Sur la nullité de l’accord de forfait-jour et les demandes subséquentes : elle indique qu’il n’est pas fait référence dans son contrat de travail à un accord d’entreprise ou de branche permettant un tel forfait jour. Il en est de même s’agissant des modalités de décompte des journées et demi-journées travaillées. Elle précise enfin qu’elle ne bénéficiait pas de l’autonomie d’exercer ses fonctions et d’organiser son emploi du temps tel qu’elle le souhaitait, autonomie en principe requise par l’application d’un forfait jour.

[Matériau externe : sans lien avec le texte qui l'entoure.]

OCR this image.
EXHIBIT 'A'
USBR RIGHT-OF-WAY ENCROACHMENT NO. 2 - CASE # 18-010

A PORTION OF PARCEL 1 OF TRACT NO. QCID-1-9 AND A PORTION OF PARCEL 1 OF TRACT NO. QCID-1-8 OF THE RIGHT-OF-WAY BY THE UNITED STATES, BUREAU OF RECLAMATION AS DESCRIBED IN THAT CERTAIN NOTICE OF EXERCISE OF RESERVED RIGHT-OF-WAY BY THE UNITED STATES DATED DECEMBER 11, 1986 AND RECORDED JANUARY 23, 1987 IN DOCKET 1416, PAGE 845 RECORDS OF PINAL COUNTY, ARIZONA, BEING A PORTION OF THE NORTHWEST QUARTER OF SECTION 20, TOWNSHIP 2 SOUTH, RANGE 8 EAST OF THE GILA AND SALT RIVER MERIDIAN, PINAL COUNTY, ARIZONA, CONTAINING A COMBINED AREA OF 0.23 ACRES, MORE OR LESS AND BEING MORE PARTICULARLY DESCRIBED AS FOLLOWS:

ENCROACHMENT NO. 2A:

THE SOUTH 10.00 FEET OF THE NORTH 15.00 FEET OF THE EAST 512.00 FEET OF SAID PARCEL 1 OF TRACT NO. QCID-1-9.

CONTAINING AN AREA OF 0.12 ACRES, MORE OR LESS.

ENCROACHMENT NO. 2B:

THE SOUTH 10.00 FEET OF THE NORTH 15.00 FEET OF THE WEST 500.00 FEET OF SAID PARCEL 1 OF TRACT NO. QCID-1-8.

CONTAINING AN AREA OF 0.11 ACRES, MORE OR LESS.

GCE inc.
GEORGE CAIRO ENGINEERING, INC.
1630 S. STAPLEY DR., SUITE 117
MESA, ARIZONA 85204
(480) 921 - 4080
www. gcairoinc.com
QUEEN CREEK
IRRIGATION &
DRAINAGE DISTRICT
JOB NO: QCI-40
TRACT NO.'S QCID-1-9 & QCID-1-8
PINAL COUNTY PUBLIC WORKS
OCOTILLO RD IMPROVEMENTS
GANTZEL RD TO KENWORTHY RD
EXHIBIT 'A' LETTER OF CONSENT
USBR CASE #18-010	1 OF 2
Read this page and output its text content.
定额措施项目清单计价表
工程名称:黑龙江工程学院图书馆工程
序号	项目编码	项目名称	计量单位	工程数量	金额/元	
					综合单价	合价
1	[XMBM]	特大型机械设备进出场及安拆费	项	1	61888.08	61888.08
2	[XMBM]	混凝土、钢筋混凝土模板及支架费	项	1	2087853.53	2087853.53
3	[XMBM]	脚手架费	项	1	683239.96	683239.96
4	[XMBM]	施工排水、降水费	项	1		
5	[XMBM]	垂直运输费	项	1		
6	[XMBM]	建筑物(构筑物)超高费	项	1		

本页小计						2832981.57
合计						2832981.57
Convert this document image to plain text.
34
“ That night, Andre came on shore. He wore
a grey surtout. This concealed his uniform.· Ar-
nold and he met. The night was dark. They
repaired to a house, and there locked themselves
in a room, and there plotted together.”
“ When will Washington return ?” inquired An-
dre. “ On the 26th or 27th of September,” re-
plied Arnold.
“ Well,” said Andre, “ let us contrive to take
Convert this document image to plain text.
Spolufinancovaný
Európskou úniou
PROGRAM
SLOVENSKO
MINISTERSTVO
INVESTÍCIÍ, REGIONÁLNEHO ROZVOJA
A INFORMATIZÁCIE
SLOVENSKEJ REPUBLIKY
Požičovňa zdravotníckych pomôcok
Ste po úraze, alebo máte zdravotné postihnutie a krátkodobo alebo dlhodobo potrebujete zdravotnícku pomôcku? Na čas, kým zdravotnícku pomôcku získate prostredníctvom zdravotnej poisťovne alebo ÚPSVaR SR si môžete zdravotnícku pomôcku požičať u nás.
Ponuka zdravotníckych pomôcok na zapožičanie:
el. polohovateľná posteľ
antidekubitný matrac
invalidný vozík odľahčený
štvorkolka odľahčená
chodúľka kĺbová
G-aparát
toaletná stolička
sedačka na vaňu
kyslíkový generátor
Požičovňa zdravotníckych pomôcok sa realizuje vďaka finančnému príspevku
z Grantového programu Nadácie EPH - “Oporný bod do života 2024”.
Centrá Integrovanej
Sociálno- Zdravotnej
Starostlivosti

La salariée sollicite en conséquence le rappel d’heures supplémentaires au titre des années 2017,2018 et 2019, se basant à titre principal sur les heures retenues par la badgeuse de l’entreprise. Elle indique ne pas avoir tenu compte des heures travaillées le soir, ne disposant plus de son matériel informatique professionnel pour pouvoir récupérer ses mails et en justifier. Elle rappelle toutefois avoir également travaillé pendant ses arrêts de travail, des week-ends et jours fériés.

Elle sollicite subséquemment des dommages et intérêts pour violation des stipulations de son contrat de travail et pour travail dissimulé.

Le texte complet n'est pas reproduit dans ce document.